Development and Validation of a Radiomic Nomogram for Predicting the Prognosis of Kidney Renal Clear Cell Carcinoma.

作者信息

Gao Ruizhi, Qin Hui, Lin Peng, Ma Chenjun, Li Chengyang, Wen Rong, Huang Jing, Wan Da, Wen Dongyue, Liang Yiqiong, Huang Jiang, Li Xin, Wang Xinrong, Chen Gang, He Yun, Yang Hong

机构信息

Department of Medical Ultrasound, The First Affiliated Hospital of Guangxi Medical University, Nanning, China.

Department of Urology, The First Affiliated Hospital of Guangxi Medical University, Nanning, China.

出版信息

Front Oncol. 2021 Jul 6;11:613668. doi: 10.3389/fonc.2021.613668. eCollection 2021.

DOI:10.3389/fonc.2021.613668
PMID:34295804
原文链接:https://pmc.ncbi.nlm.nih.gov/articles/PMC8290524/
Abstract

PURPOSE

The present study aims to comprehensively investigate the prognostic value of a radiomic nomogram that integrates contrast-enhanced computed tomography (CECT) radiomic signature and clinicopathological parameters in kidney renal clear cell carcinoma (KIRC).

METHODS

A total of 136 and 78 KIRC patients from the training and validation cohorts were included in the retrospective study. The intraclass correlation coefficient (ICC) was used to assess reproducibility of radiomic feature extraction. Univariate Cox analysis and least absolute shrinkage and selection operator (LASSO) as well as multivariate Cox analysis were utilized to construct radiomic signature and clinical signature in the training cohort. A prognostic nomogram was established containing a radiomic signature and clinicopathological parameters by using a multivariate Cox analysis. The predictive ability of the nomogram [relative operating characteristic curve (ROC), concordance index (C-index), Hosmer-Lemeshow test, and calibration curve] was evaluated in the training cohort and validated in the validation cohort. Patients were split into high- and low-risk groups, and the Kaplan-Meier (KM) method was conducted to identify the forecasting ability of the established models.

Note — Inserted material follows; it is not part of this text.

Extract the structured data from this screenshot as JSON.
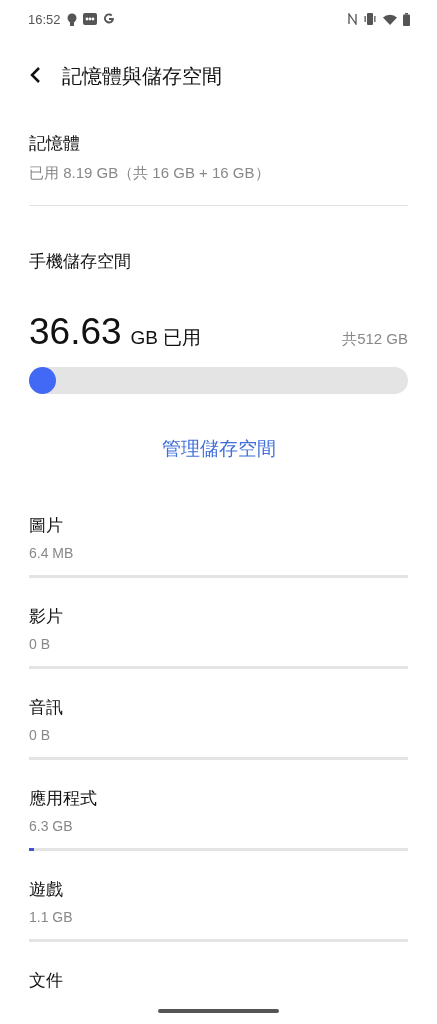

In addition, genes related with the radiomic risk score were determined by weighted correlation network analysis (WGCNA) and were used to conduct functional analysis.

RESULTS

A total of 2,944 radiomic features were acquired from the tumor volumes of interest (VOIs) of CECT images. The radiomic signature, including ten selected features, and the clinical signature, including three selected clinical variables, showed good performance in the training and validation cohorts [area under the curve (AUC), 0.897 and 0.712 for the radiomic signature; 0.827 and 0.822 for the clinical signature, respectively]. The radiomic prognostic nomogram showed favorable performance and calibration in the training cohort (AUC, 0.896, C-index, 0.846), which was verified in the validation cohort (AUC, 0.768). KM curves indicated that the progression-free interval (PFI) time was dramatically shorter in the high-risk group than in the low-risk group. The functional analysis indicated that radiomic signature was significantly associated with T cell activation.

CONCLUSIONS

The nomogram combined with CECT radiomic and clinicopathological signatures exhibits excellent power in predicting the PFI of KIRC patients, which may aid in clinical management and prognostic evaluation of cancer patients.

摘要

目的

本研究旨在全面调查一种整合增强计算机断层扫描(CECT)影像组学特征与临床病理参数的影像组学列线图在肾透明细胞癌(KIRC)中的预后价值。

方法

本回顾性研究纳入了来自训练队列和验证队列的136例和78例KIRC患者。组内相关系数(ICC)用于评估影像组学特征提取的可重复性。在训练队列中,采用单因素Cox分析、最小绝对收缩和选择算子(LASSO)以及多因素Cox分析来构建影像组学特征和临床特征。通过多因素Cox分析建立了一个包含影像组学特征和临床病理参数的预后列线图。在训练队列中评估列线图的预测能力[相对操作特征曲线(ROC)、一致性指数(C指数)、Hosmer-Lemeshow检验和校准曲线],并在验证队列中进行验证。将患者分为高风险组和低风险组,采用Kaplan-Meier(KM)方法来确定所建立模型的预测能力。此外,通过加权基因共表达网络分析(WGCNA)确定与影像组学风险评分相关的基因,并用于进行功能分析。

结果

从CECT图像的感兴趣肿瘤体积(VOI)中总共获取了2944个影像组学特征。影像组学特征(包括10个选定特征)和临床特征(包括3个选定的临床变量)在训练队列和验证队列中均表现良好[曲线下面积(AUC),影像组学特征分别为0.897和0.712;临床特征分别为0.827和0.822]。影像组学预后列线图在训练队列中表现出良好的性能和校准(AUC,0.896,C指数,0.846),并在验证队列中得到验证(AUC,0.768)。KM曲线表明,高风险组的无进展生存期(PFI)时间明显短于低风险组。功能分析表明,影像组学特征与T细胞活化显著相关。

结论

结合CECT影像组学和临床病理特征的列线图在预测KIRC患者的PFI方面表现出优异的能力,这可能有助于癌症患者的临床管理和预后评估。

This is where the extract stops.